Day 32 Prince Rupert Wednesday 19th May 2015
Woke up in Eagles Bluff and appreciated our gorgeous surroundings. Our quaint granny decorated ‘Harbour View’ room was right on the wharf. We could see the eagles sitting on the poles just outside.
We could look across the boat filled marina to the large container ships moored in the channel and on to the forest covered hills on the other side.
Upstairs to breakfast where Mary quietly cooked our brekky and explained what we were seeing out the window – Spruce not “Fir trees”.
Eagle babies are much larger than adults. Combine with expert sightseeing advice. After breakfast we realised we had a new learning:
“Seek out local knowledge”.
Moved on to comply with an earlier existing ‘rule’
“Start with a visit to the local Visitor centre”
– which happened to be in another brightly painted building next door.
Our dilemma was betweeen a 20km hike through the Metlakhatla </a> or a visit to Khutzeymateen Park to see the Grizzly bears in their protected area. Mary had been quietly encouraging of Khutzeymateen Park, This decision was easily made when we were told a storm had closed the Metlakhatla hike.
Next door to the Adventure Tour office to book our trip to the protected park for Grizzly bears. A little shocked at the $200 ticket price (each) but decided this was special (see tomorrow – it absolutely was).
Practical stuff was finalised we headed to the little museum we had seen on our way in. The Royal Northern BC Museum . Another fantastic museum – smaller than others we have seen but well laid out, fascinating exhibits and a stunning gallery over the water. A further introduction to the Haida art and poles we will be seeing over the next week.
I was fascinated by a dance skirt made with tanned deer hide and all around the bottom were sewing thimbles. Also a mirror of highly polished stone.
A series of clothing from the different tribes in this part of BC showed very different styles including a northern tribe renowned for tanning hide with a display of the softest finest hide moccasins and clothing. Also included was an early Chinese outfit in recognition of the very early travellers who arrived in BC well before other explorers.
Caught the bus out to the walk Mary had recommended – Butze rapids (not pronounced Beautzee as I thought but plain old phonetic Buttzee).
What a treat the most beautiful 5 km walk through a range of landscapes – mossy lichen filled forest, scrubby pine wetlands and sea side.
This included fascinating rapids where the direction of the water changes around a small island. It looked wild and apparently is used by kayakers for “hole riding”!!
Missed the bus – caught a quick sighting of it as it pulled out of the car park. We had no water or food so I was not as relaxed as I might be but we did spend a peaceful half hour waiting for the next bus: Chris reading, me dangling my feet in the icy stream water.

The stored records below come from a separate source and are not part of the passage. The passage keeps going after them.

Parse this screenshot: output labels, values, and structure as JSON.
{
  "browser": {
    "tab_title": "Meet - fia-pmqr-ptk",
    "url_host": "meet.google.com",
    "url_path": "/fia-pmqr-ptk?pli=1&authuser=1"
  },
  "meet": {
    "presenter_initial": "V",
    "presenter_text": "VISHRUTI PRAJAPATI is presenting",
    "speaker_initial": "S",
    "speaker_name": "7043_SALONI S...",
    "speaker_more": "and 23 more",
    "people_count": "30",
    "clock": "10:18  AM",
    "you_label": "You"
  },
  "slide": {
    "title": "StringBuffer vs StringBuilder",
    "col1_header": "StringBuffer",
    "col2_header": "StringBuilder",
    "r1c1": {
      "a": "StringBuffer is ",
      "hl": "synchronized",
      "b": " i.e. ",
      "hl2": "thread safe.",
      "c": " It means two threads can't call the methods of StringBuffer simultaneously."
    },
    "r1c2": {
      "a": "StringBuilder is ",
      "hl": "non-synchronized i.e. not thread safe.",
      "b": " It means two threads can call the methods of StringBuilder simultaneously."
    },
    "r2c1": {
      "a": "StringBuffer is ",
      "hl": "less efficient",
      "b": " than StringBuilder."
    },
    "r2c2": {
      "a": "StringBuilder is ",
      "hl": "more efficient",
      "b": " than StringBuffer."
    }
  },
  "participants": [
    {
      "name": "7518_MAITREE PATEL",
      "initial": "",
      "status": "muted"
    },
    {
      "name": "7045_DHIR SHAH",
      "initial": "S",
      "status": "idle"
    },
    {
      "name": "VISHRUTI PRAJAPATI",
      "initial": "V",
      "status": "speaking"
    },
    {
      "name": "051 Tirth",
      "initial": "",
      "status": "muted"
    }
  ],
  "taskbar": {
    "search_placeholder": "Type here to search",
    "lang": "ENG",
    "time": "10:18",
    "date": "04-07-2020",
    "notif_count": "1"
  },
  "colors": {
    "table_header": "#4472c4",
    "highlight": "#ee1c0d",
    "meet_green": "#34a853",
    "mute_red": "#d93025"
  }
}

Finally found a post office and sent off our mail after mortaging the house and wondering if mail was still sent by sailing ship! Told sea mail would take about 4 months and air about 4 weeks!!!
Then lunch – walked up the short less than lively main street. Passed an old building with specials board of Japanese fare out the front. Went in and found a cute café serving delicious food and not bad coffee. Javadotcup was I think part of a guest house.
Strolled around Prince Rupert town – small down-at-heel looking centre then headed for Cow Bay. A little area that has made the most of its heritage with brightly painted wooden buildings and a focus on the Cow theme “Cowpaccinno” café on the corner. Black and white cow print everywhere.
Above the bay were substantial houses perched on a steep rock cliff. While looking like the rich end of town Chris checked real estate suggesting we would have one for around $300,000.00!
Back to Eagle Bluff – washing day,so badly needed we had to wear hot bods while waiting for clean clothes.
Dinner Dolly’s is a long standing, well known, seafood establishment in Cow bay. Owned at some point by Dolly of course and we decided to give it a go for dinner. Later discovered that Dolly was one of the women featured in a book I read ‘The Gumboat Girls’ about the movement of young women to British Columbia from all over during the 60’s and 70’s.
My first fresh Halibut – absolutely delicious, thick white flesh and the waitress bought me a photo of it – a little like flounder but thicker and bigger, she explained she had seen Halibut as tall as her!